I have always tried to keep [art and fashion] so separate, even to the point of possibly exaggerating and making a mistake, but I don’t care. Everyone does it their own way. There were very important artists that wanted to make bags with me and I told them no. Sometimes I think I’m making a mistake because maybe the coming together of these two worlds is the future. Everybody wants to do everything. I’m not convinced that it’s right and creates something really valid.… Fundamentally I’ll continue to keep them more or less separate.
WWD: Just a few days ago you presented your men’s collection. What is your view of men’s fashion at the moment?
M.P.: Men’s fashion is a product that is evolving a lot. I think that men are beginning to open up a lot more, especially the younger generations. They are not as formal.…I’m pushing in this area.

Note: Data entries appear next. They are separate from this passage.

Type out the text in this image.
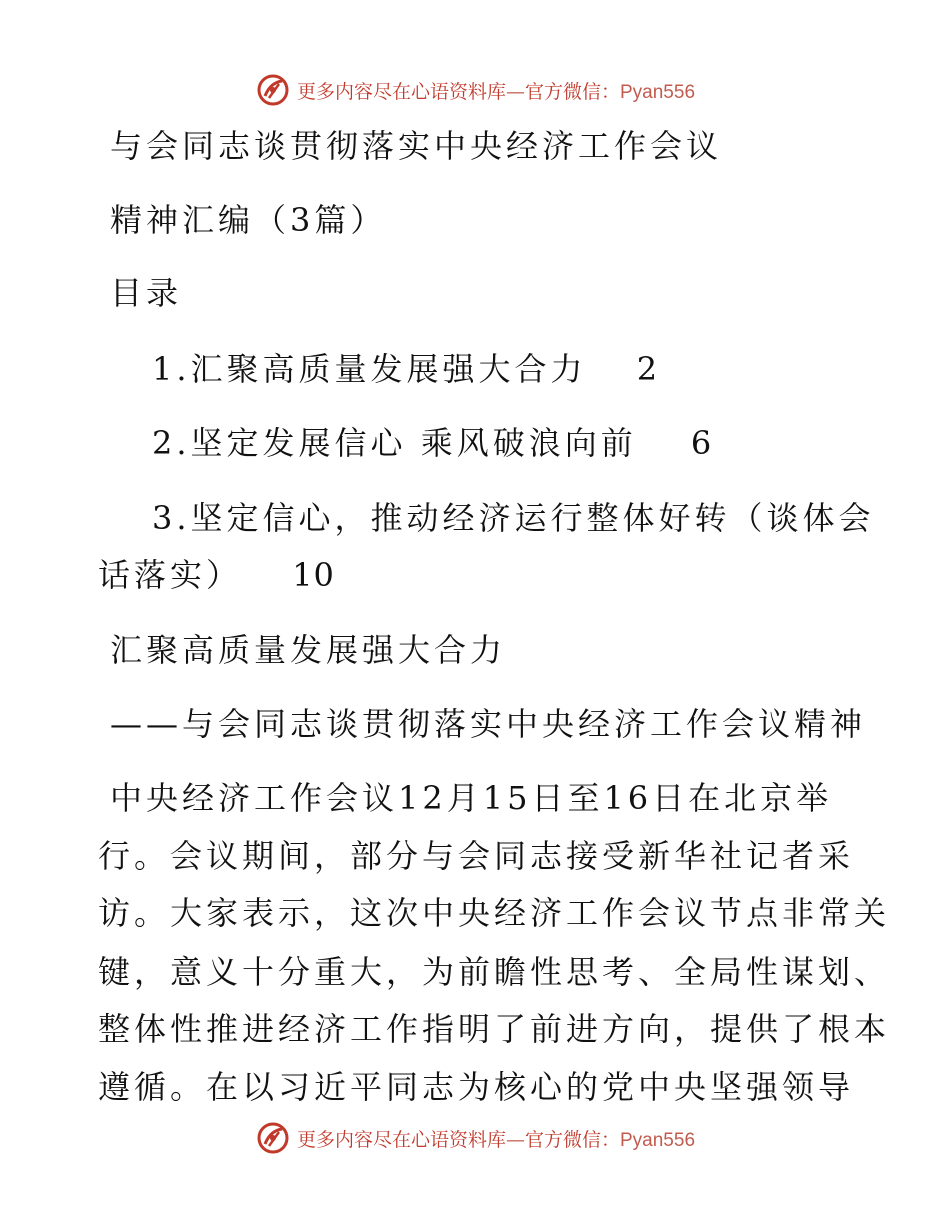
更多内容尽在心语资料库—官方微信：Pyan556
与会同志谈贯彻落实中央经济工作会议
精神汇编（3篇）
目录
1.汇聚高质量发展强大合力 2
2.坚定发展信心 乘风破浪向前 6
3.坚定信心，推动经济运行整体好转（谈体会
话落实） 10
汇聚高质量发展强大合力
——与会同志谈贯彻落实中央经济工作会议精神
中央经济工作会议12月15日至16日在北京举
行。会议期间，部分与会同志接受新华社记者采
访。大家表示，这次中央经济工作会议节点非常关
键，意义十分重大，为前瞻性思考、全局性谋划、
整体性推进经济工作指明了前进方向，提供了根本
遵循。在以习近平同志为核心的党中央坚强领导
更多内容尽在心语资料库—官方微信：Pyan556
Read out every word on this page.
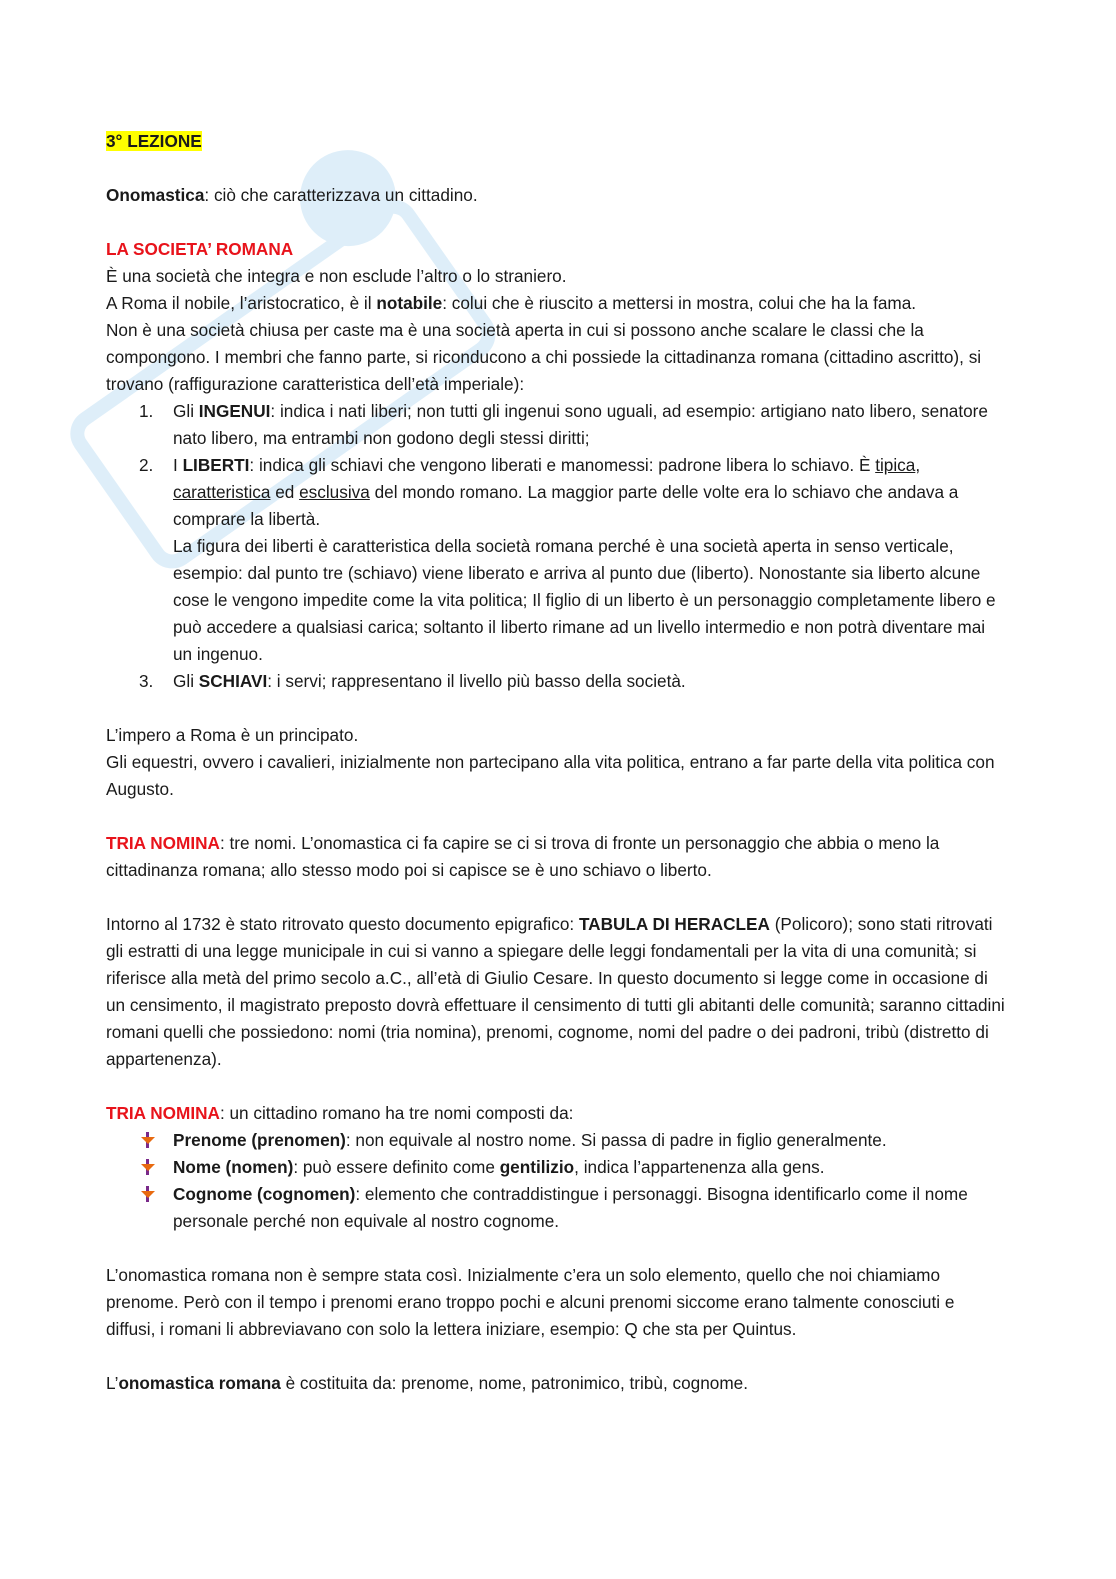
3° LEZIONE

Onomastica: ciò che caratterizzava un cittadino.

LA SOCIETA’ ROMANA

È una società che integra e non esclude l’altro o lo straniero.

A Roma il nobile, l’aristocratico, è il notabile: colui che è riuscito a mettersi in mostra, colui che ha la fama.

Non è una società chiusa per caste ma è una società aperta in cui si possono anche scalare le classi che la compongono. I membri che fanno parte, si riconducono a chi possiede la cittadinanza romana (cittadino ascritto), si trovano (raffigurazione caratteristica dell’età imperiale):

1. Gli INGENUI: indica i nati liberi; non tutti gli ingenui sono uguali, ad esempio: artigiano nato libero, senatore nato libero, ma entrambi non godono degli stessi diritti;
2. I LIBERTI: indica gli schiavi che vengono liberati e manomessi: padrone libera lo schiavo. È tipica, caratteristica ed esclusiva del mondo romano. La maggior parte delle volte era lo schiavo che andava a comprare la libertà.

La figura dei liberti è caratteristica della società romana perché è una società aperta in senso verticale, esempio: dal punto tre (schiavo) viene liberato e arriva al punto due (liberto). Nonostante sia liberto alcune cose le vengono impedite come la vita politica; Il figlio di un liberto è un personaggio completamente libero e può accedere a qualsiasi carica; soltanto il liberto rimane ad un livello intermedio e non potrà diventare mai un ingenuo.

3. Gli SCHIAVI: i servi; rappresentano il livello più basso della società.

L’impero a Roma è un principato.

Gli equestri, ovvero i cavalieri, inizialmente non partecipano alla vita politica, entrano a far parte della vita politica con Augusto.

TRIA NOMINA: tre nomi. L’onomastica ci fa capire se ci si trova di fronte un personaggio che abbia o meno la cittadinanza romana; allo stesso modo poi si capisce se è uno schiavo o liberto.

Intorno al 1732 è stato ritrovato questo documento epigrafico: TABULA DI HERACLEA (Policoro); sono stati ritrovati gli estratti di una legge municipale in cui si vanno a spiegare delle leggi fondamentali per la vita di una comunità; si riferisce alla metà del primo secolo a.C., all’età di Giulio Cesare. In questo documento si legge come in occasione di un censimento, il magistrato preposto dovrà effettuare il censimento di tutti gli abitanti delle comunità; saranno cittadini romani quelli che possiedono: nomi (tria nomina), prenomi, cognome, nomi del padre o dei padroni, tribù (distretto di appartenenza).

TRIA NOMINA: un cittadino romano ha tre nomi composti da:

Prenome (prenomen): non equivale al nostro nome. Si passa di padre in figlio generalmente.
Nome (nomen): può essere definito come gentilizio, indica l’appartenenza alla gens.
Cognome (cognomen): elemento che contraddistingue i personaggi. Bisogna identificarlo come il nome personale perché non equivale al nostro cognome.

L’onomastica romana non è sempre stata così. Inizialmente c’era un solo elemento, quello che noi chiamiamo prenome. Però con il tempo i prenomi erano troppo pochi e alcuni prenomi siccome erano talmente conosciuti e diffusi, i romani li abbreviavano con solo la lettera iniziare, esempio: Q che sta per Quintus.

L’onomastica romana è costituita da: prenome, nome, patronimico, tribù, cognome.
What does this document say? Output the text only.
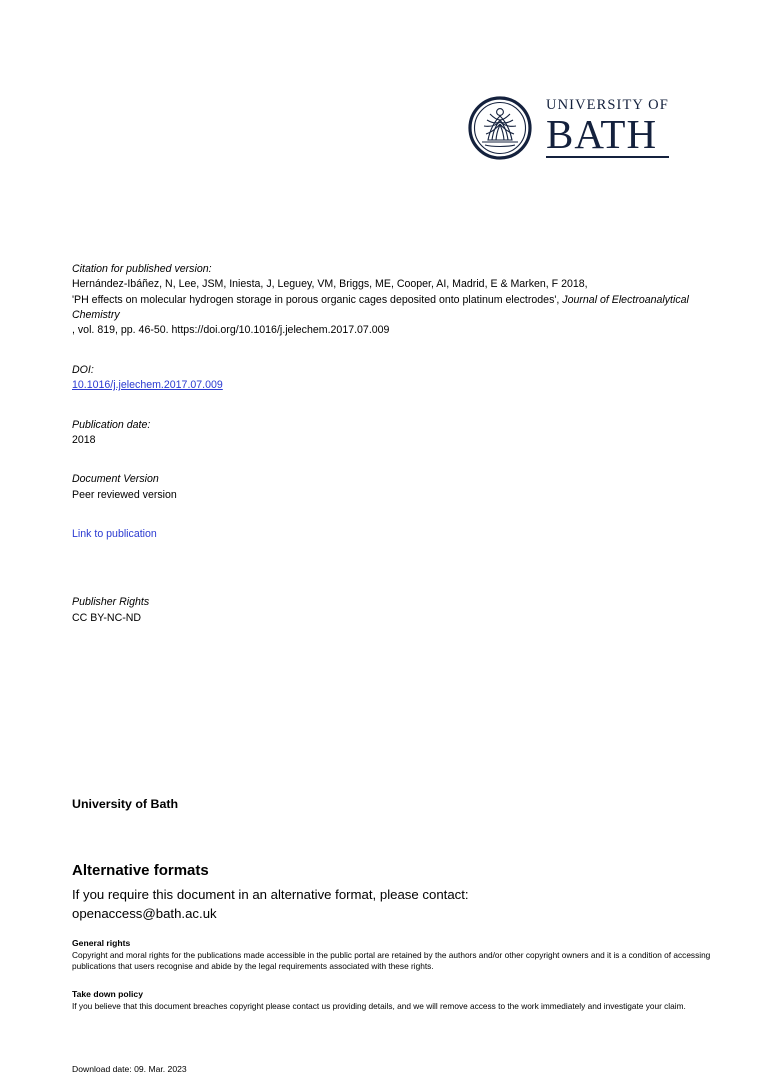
UNIVERSITY OF
BATH

Citation for published version:

Hernández-Ibáñez, N, Lee, JSM, Iniesta, J, Leguey, VM, Briggs, ME, Cooper, AI, Madrid, E & Marken, F 2018,

'PH effects on molecular hydrogen storage in porous organic cages deposited onto platinum electrodes', Journal of Electroanalytical Chemistry

, vol. 819, pp. 46-50. https://doi.org/10.1016/j.jelechem.2017.07.009

DOI:

10.1016/j.jelechem.2017.07.009

Publication date:

2018

Document Version

Peer reviewed version

Link to publication

Publisher Rights

CC BY-NC-ND

University of Bath
Alternative formats
If you require this document in an alternative format, please contact:
openaccess@bath.ac.uk
General rights

Copyright and moral rights for the publications made accessible in the public portal are retained by the authors and/or other copyright owners and it is a condition of accessing publications that users recognise and abide by the legal requirements associated with these rights.

Take down policy

If you believe that this document breaches copyright please contact us providing details, and we will remove access to the work immediately and investigate your claim.

Download date: 09. Mar. 2023
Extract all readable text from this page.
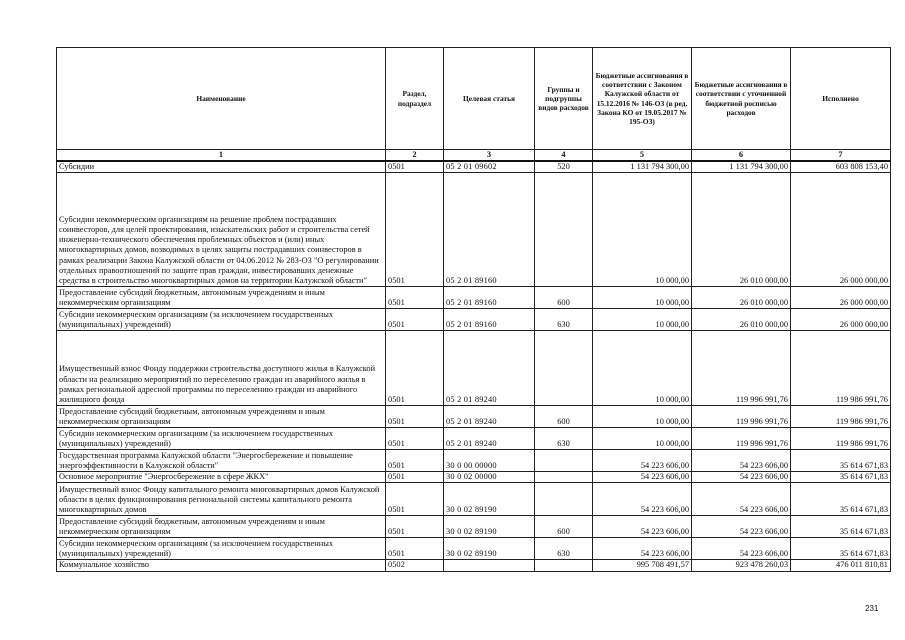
Наименование	Раздел, подраздел	Целевая статья	Группы и подгруппы видов расходов	Бюджетные ассигнования в соответствии с Законом Калужской области от 15.12.2016 № 146-ОЗ (в ред. Закона КО от 19.05.2017 № 195-ОЗ)	Бюджетные ассигнования в соответствии с уточненной бюджетной росписью расходов	Исполнено
1	2	3	4	5	6	7
Субсидии	0501	05 2 01 09602	520	1 131 794 300,00	1 131 794 300,00	603 808 153,40
Субсидии некоммерческим организациям на решение проблем пострадавших соинвесторов, для целей проектирования, изыскательских работ и строительства сетей инженерно-технического обеспечения проблемных объектов и (или) иных многоквартирных домов, возводимых в целях защиты пострадавших соинвесторов в рамках реализации Закона Калужской области от 04.06.2012 № 283-ОЗ "О регулировании отдельных правоотношений по защите прав граждан, инвестировавших денежные средства в строительство многоквартирных домов на территории Калужской области"	0501	05 2 01 89160		10 000,00	26 010 000,00	26 000 000,00
Предоставление субсидий бюджетным, автономным учреждениям и иным некоммерческим организациям	0501	05 2 01 89160	600	10 000,00	26 010 000,00	26 000 000,00
Субсидии некоммерческим организациям (за исключением государственных (муниципальных) учреждений)	0501	05 2 01 89160	630	10 000,00	26 010 000,00	26 000 000,00
Имущественный взнос Фонду поддержки строительства доступного жилья в Калужской области на реализацию мероприятий по переселению граждан из аварийного жилья в рамках региональной адресной программы по переселению граждан из аварийного жилищного фонда	0501	05 2 01 89240		10 000,00	119 996 991,76	119 986 991,76
Предоставление субсидий бюджетным, автономным учреждениям и иным некоммерческим организациям	0501	05 2 01 89240	600	10 000,00	119 996 991,76	119 986 991,76
Субсидии некоммерческим организациям (за исключением государственных (муниципальных) учреждений)	0501	05 2 01 89240	630	10 000,00	119 996 991,76	119 986 991,76
Государственная программа Калужской области "Энергосбережение и повышение энергоэффективности в Калужской области"	0501	30 0 00 00000		54 223 606,00	54 223 606,00	35 614 671,83
Основное мероприятие "Энергосбережение в сфере ЖКХ"	0501	30 0 02 00000		54 223 606,00	54 223 606,00	35 614 671,83
Имущественный взнос Фонду капитального ремонта многоквартирных домов Калужской области в целях функционирования региональной системы капитального ремонта многоквартирных домов	0501	30 0 02 89190		54 223 606,00	54 223 606,00	35 614 671,83
Предоставление субсидий бюджетным, автономным учреждениям и иным некоммерческим организациям	0501	30 0 02 89190	600	54 223 606,00	54 223 606,00	35 614 671,83
Субсидии некоммерческим организациям (за исключением государственных (муниципальных) учреждений)	0501	30 0 02 89190	630	54 223 606,00	54 223 606,00	35 614 671,83
Коммунальное хозяйство	0502			995 708 491,57	923 478 260,03	476 011 810,81
231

I try to push in my own way without being excessive…because I really think things are opening up so I’m trying to do it in the most subtle way possible.
WWD: Do you find it more difficult to find inspiration for men’s rather than women’s?
M.P.: For me, the inspiration for men’s is women’s. It’s what I’m thinking for the women…I try to understand everything that is possible, subtly adding or reinterpreting it for men.
WWD: Men’s seems like it’s particularly important for the emerging markets. Do you agree?
M.P.: They say that emerging markets are a bit more open, but there are also open people in the Western markets so I don’t make these big distinctions between markets.…I think it’s more a matter of generations. Today’s younger generation in Europe is also open.
WWD: Do your sons want to go into the family business?
M.P.: I don’t want to talk about my sons. They have prohibited me from doing so.
WWD: What other designers do you admire or wear?
M.P.: The ones who are dead or don’t sell. [Laughs] I won’t say. I like the good ones. I’m not envious of the good ones. I like the good ones.